President Trump has also strayed towards putting his own interests ahead of those of the US public by downplaying the risks and giving reassurance that there is not much to worry about. He knows that a slowdown in economic activity resulting from mass self-isolation would likely harm his prospects for re-election.

Epidemiology

Covid-19 appears to kill around 1% of people infected. This is far less than SARS (10%) MERS (34%) or Ebola (50%). However, what matters is how many people it can infect. Flu has a low death rate, but it kills hundreds of thousands of people each year because it infects so many.

The reproduction number of the disease is thought to lie between 2 and 4. In other words, on average, each infected person passes the virus to between 2 and 4 others. This rate of reproduction is lower than highly infectious diseases like measles (which has a reproduction number of 10) but is more than seasonal flu, which has a reproduction rate of about 1.4.

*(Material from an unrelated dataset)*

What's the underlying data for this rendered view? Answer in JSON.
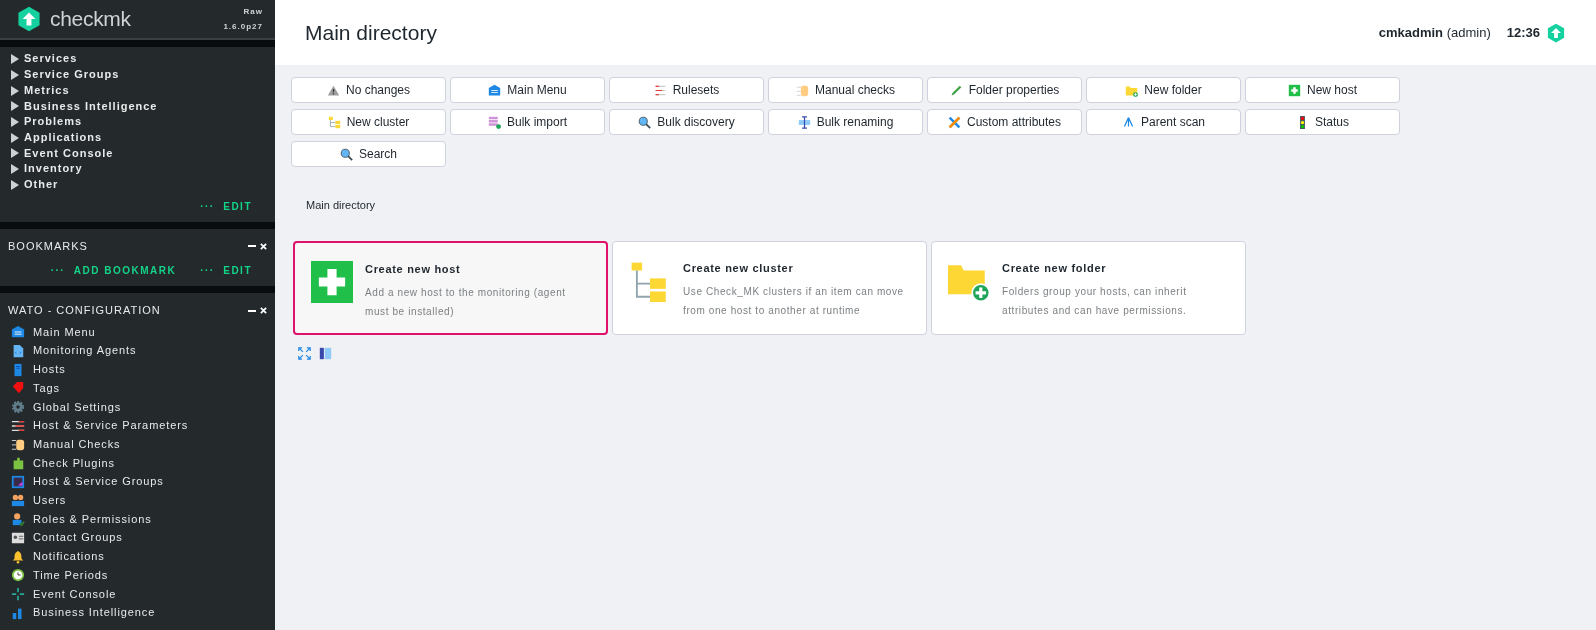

Much has been made in the media of the fact that the coronavirus is a result of interspecies transmission. In reality, this is by no means unusual. For example, smallpox, measles, tuberculosis and influenza are diseases that originated in other species and their transmission to humans occurred only when humans started farming animals rather than hunting them. It is notable that of the above diseases, only smallpox has been successfully eradicated. Interspecies diseases are harder to eradicate because it is more difficult to remove all sources of infection, which explains why it is worth a concerted global effort to contain Covid-19 before it becomes self-sustaining.

It is important to keep some perspective about the risk of infection. The reported number of infections in China, the epicentre of the outbreak, is currently less than 80,000. China has a population of 1.4 billion, which means that even if the number of infections is far higher than they have reported, say 140,000, the infection rate of the population is 0.0001%.

Financial outlook

Although there are encouraging signs that the infection rate is moderating in mainland China, the spread of the disease around the world is likely to continue and it is not a question of if but when we will see a big increase in the number of cases in the UK. This is not to say that the infection will not be contained, simply that the outlook for human health will deteriorate before it improves.

Looking at the financial aspects, it is important to remember that ‘pandemics’ do not really destroy global demand; they just delay it. In the medium to long-term markets will normalise and values will regain their previous peaks.

In the meantime, there is likely to be a substantial policy response, both in terms of fiscal policy by governments and monetary policy by central banks. We expect interest rates to be cut in the US and UK. In Europe, the Eurozone interest rate is already below zero, so further quantitative easing is a more likely option.  The Bank of England’s Monetary Policy Committee meets in March and we expect a rate cut from 0.75% to at least 0.5%.

The forthcoming UK budget was already flagged as a spending budget, with a significant increase in infrastructure investment. We now expect to see even greater largess as the government seeks to stimulate the economy through its spending policies.

PMW client portfolios

PMW client portfolios are exceptionally diverse across asset classes, geographical regions, sectors and investment style. Portfolios have been engineered to be less volatile than the main financial market indices and have so far delivered on our expectations. We don’t expect this to change and our advice to our investors is not to panic but to continue to follow the tried and tested approach of looking through the short term volatility to the medium term opportunities.